The Gabriella Miller Kids First Research Act, which was championed by House Majority Leader Eric Cantor, provides $126 million over 10 years to fund research into pediatric autism, cancer, and other diseases. But it’s paid for by taking away taxpayer funding for national political conventions.
That presents a big problem for the national party committees. A quarter of the spending on the 2012 Republican National Convention in Tampa, Fla., and 28 percent of the funds for the 2012 Democratic National Convention in Charlotte, N.C., came from taxpayer money. Historically, the other 75 percent is covered by loans and donations, largely from corporate sponsors and a few wealthy donors.
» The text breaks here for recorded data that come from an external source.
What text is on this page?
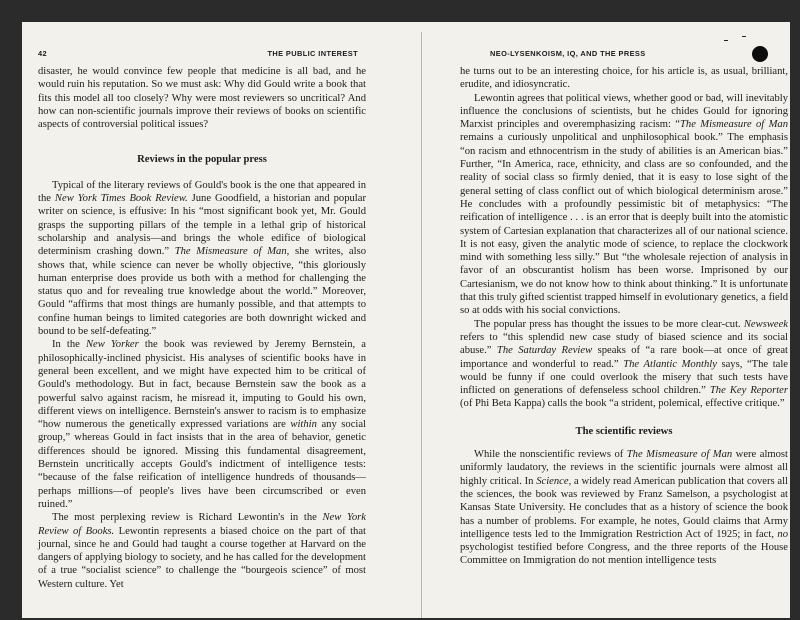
42	THE PUBLIC INTEREST

disaster, he would convince few people that medicine is all bad, and he would ruin his reputation. So we must ask: Why did Gould write a book that fits this model all too closely? Why were most reviewers so uncritical? And how can non-scientific journals improve their reviews of books on scientific aspects of controversial political issues?

Reviews in the popular press

Typical of the literary reviews of Gould's book is the one that appeared in the New York Times Book Review. June Goodfield, a historian and popular writer on science, is effusive: In his “most significant book yet, Mr. Gould grasps the supporting pillars of the temple in a lethal grip of historical scholarship and analysis—and brings the whole edifice of biological determinism crashing down.” The Mismeasure of Man, she writes, also shows that, while science can never be wholly objective, “this gloriously human enterprise does provide us both with a method for challenging the status quo and for revealing true knowledge about the world.” Moreover, Gould “affirms that most things are humanly possible, and that attempts to confine human beings to limited categories are both downright wicked and bound to be self-defeating.”

In the New Yorker the book was reviewed by Jeremy Bernstein, a philosophically-inclined physicist. His analyses of scientific books have in general been excellent, and we might have expected him to be critical of Gould's methodology. But in fact, because Bernstein saw the book as a powerful salvo against racism, he misread it, imputing to Gould his own, different views on intelligence. Bernstein's answer to racism is to emphasize “how numerous the genetically expressed variations are within any social group,” whereas Gould in fact insists that in the area of behavior, genetic differences should be ignored. Missing this fundamental disagreement, Bernstein uncritically accepts Gould's indictment of intelligence tests: “because of the false reification of intelligence hundreds of thousands—perhaps millions—of people's lives have been circumscribed or even ruined.”

The most perplexing review is Richard Lewontin's in the New York Review of Books. Lewontin represents a biased choice on the part of that journal, since he and Gould had taught a course together at Harvard on the dangers of applying biology to society, and he has called for the development of a true “socialist science” to challenge the “bourgeois science” of most Western culture. Yet

NEO-LYSENKOISM, IQ, AND THE PRESS

he turns out to be an interesting choice, for his article is, as usual, brilliant, erudite, and idiosyncratic.

Lewontin agrees that political views, whether good or bad, will inevitably influence the conclusions of scientists, but he chides Gould for ignoring Marxist principles and overemphasizing racism: “The Mismeasure of Man remains a curiously unpolitical and unphilosophical book.” The emphasis “on racism and ethnocentrism in the study of abilities is an American bias.” Further, “In America, race, ethnicity, and class are so confounded, and the reality of social class so firmly denied, that it is easy to lose sight of the general setting of class conflict out of which biological determinism arose.” He concludes with a profoundly pessimistic bit of metaphysics: “The reification of intelligence . . . is an error that is deeply built into the atomistic system of Cartesian explanation that characterizes all of our national science. It is not easy, given the analytic mode of science, to replace the clockwork mind with something less silly.” But “the wholesale rejection of analysis in favor of an obscurantist holism has been worse. Imprisoned by our Cartesianism, we do not know how to think about thinking.” It is unfortunate that this truly gifted scientist trapped himself in evolutionary genetics, a field so at odds with his social convictions.

The popular press has thought the issues to be more clear-cut. Newsweek refers to “this splendid new case study of biased science and its social abuse.” The Saturday Review speaks of “a rare book—at once of great importance and wonderful to read.” The Atlantic Monthly says, “The tale would be funny if one could overlook the misery that such tests have inflicted on generations of defenseless school children.” The Key Reporter (of Phi Beta Kappa) calls the book “a strident, polemical, effective critique.”

The scientific reviews

While the nonscientific reviews of The Mismeasure of Man were almost uniformly laudatory, the reviews in the scientific journals were almost all highly critical. In Science, a widely read American publication that covers all the sciences, the book was reviewed by Franz Samelson, a psychologist at Kansas State University. He concludes that as a history of science the book has a number of problems. For example, he notes, Gould claims that Army intelligence tests led to the Immigration Restriction Act of 1925; in fact, no psychologist testified before Congress, and the three reports of the House Committee on Immigration do not mention intelligence tests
But the GOP wants unlimited donations allowed to make up for it
Supporters of campaign finance restrictions decried the GOP’s new push to lift the ban on unlimited donations to bankroll their presidential conventions.
They say current rules prevent potential conflicts of interest by prohibiting parties from soliciting major checks from outsiders for the high-profile events.
But Republican Party chief Reince Priebus said Tuesday a change is needed to help host cities — which might be Dallas in 2016. Last week, Congress eliminated an $18 million subsidy for each party for nonsecurity operating costs.
Priebus wants parties to be able to raise “soft money” — made up of donations free of certain federal limits — to make up for the loss.